- Directed by: Ron Murphy
- Written by: Ron Murphy Nick Torokvei
- Produced by: Maddy Falle Elizabeth Levine Ron Murphy William Woods
- Starring: Christopher Walken Ella Ballentine Jane Curtin Deborah Grover
- Cinematography: Jeremy Benning
- Edited by: Trevor Ambrose
- Music by: Nikhil Seetharam
- Production companies: Page 12 Pictures Roundtable Entertainment
- Distributed by: VVS Films
- Release date: September 13, 2026 (TIFF);
- Running time: 92 minutes
- Country: Canada
- Language: English

= Back in Black (film) =

2026 Canadian comedy-drama film

Back in Black is a Canadian black comedy thriller film, directed by Ron Murphy and slated for release in 2026. The film stars Christopher Walken as Clyde Mortimer, a struggling funeral director in a small town where shops are closing down and people are moving out. His apprentice granddaughter Sam (Ella Ballentine) decides to take matters into her own hands to help her family's business thrive again.

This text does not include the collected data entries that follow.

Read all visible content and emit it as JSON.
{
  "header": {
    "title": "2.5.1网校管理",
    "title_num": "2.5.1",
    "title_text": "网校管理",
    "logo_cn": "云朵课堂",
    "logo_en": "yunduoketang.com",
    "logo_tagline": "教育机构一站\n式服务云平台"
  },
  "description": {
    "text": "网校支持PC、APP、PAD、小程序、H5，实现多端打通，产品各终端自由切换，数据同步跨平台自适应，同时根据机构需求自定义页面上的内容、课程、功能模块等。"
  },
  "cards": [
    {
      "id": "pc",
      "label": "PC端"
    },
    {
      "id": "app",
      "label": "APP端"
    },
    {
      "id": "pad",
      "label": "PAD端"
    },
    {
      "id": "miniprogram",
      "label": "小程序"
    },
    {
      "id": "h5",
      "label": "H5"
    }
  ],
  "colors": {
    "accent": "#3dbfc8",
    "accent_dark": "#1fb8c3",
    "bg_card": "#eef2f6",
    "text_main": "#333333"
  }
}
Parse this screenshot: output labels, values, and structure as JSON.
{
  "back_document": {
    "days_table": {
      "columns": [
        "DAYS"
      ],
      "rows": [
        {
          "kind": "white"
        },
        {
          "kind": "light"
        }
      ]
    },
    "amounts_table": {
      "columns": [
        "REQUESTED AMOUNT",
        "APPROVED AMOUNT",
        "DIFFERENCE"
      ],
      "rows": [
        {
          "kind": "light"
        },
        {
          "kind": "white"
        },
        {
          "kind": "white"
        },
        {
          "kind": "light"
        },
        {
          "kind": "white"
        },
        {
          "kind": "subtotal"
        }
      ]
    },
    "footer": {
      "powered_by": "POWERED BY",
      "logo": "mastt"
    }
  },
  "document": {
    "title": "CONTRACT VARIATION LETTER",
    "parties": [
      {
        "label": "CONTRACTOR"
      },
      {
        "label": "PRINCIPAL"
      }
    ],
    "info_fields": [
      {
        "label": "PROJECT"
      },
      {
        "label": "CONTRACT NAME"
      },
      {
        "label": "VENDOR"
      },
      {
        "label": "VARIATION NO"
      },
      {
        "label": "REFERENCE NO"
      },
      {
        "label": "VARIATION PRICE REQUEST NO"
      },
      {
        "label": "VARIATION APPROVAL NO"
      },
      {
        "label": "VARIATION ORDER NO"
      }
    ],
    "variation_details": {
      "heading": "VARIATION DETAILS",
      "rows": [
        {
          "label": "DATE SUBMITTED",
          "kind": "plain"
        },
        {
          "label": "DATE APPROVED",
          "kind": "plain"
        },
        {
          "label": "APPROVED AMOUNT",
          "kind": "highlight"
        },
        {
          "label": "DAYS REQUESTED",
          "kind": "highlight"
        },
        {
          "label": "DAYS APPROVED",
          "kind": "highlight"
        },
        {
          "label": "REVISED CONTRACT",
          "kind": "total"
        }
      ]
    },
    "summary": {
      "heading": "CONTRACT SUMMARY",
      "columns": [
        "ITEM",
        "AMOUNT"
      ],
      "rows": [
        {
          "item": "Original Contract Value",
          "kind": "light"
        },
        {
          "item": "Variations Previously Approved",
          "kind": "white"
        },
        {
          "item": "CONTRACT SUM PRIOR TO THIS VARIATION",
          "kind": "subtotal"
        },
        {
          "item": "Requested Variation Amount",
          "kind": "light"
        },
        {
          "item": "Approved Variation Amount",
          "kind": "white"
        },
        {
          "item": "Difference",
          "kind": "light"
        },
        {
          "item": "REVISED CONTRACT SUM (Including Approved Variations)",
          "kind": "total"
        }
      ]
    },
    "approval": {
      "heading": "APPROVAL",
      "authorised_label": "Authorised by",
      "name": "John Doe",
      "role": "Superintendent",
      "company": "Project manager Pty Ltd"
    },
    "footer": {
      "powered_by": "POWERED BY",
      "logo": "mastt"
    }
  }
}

The cast also includes Jane Curtin as Clyde's wife Autumn, as well as Deborah Grover, Stuart Hughes, Watson Rose, Russell Yuen, Mary Ashton, Louise Lambert, Tom Keat, Angelica Alejandro, Sandra Flores, Giamo Alfredi, Christian Laurin and Carl Hines in supporting roles.

==Release==
The film is scheduled to premiere in the Centrepiece program at the 2026 Toronto International Film Festival.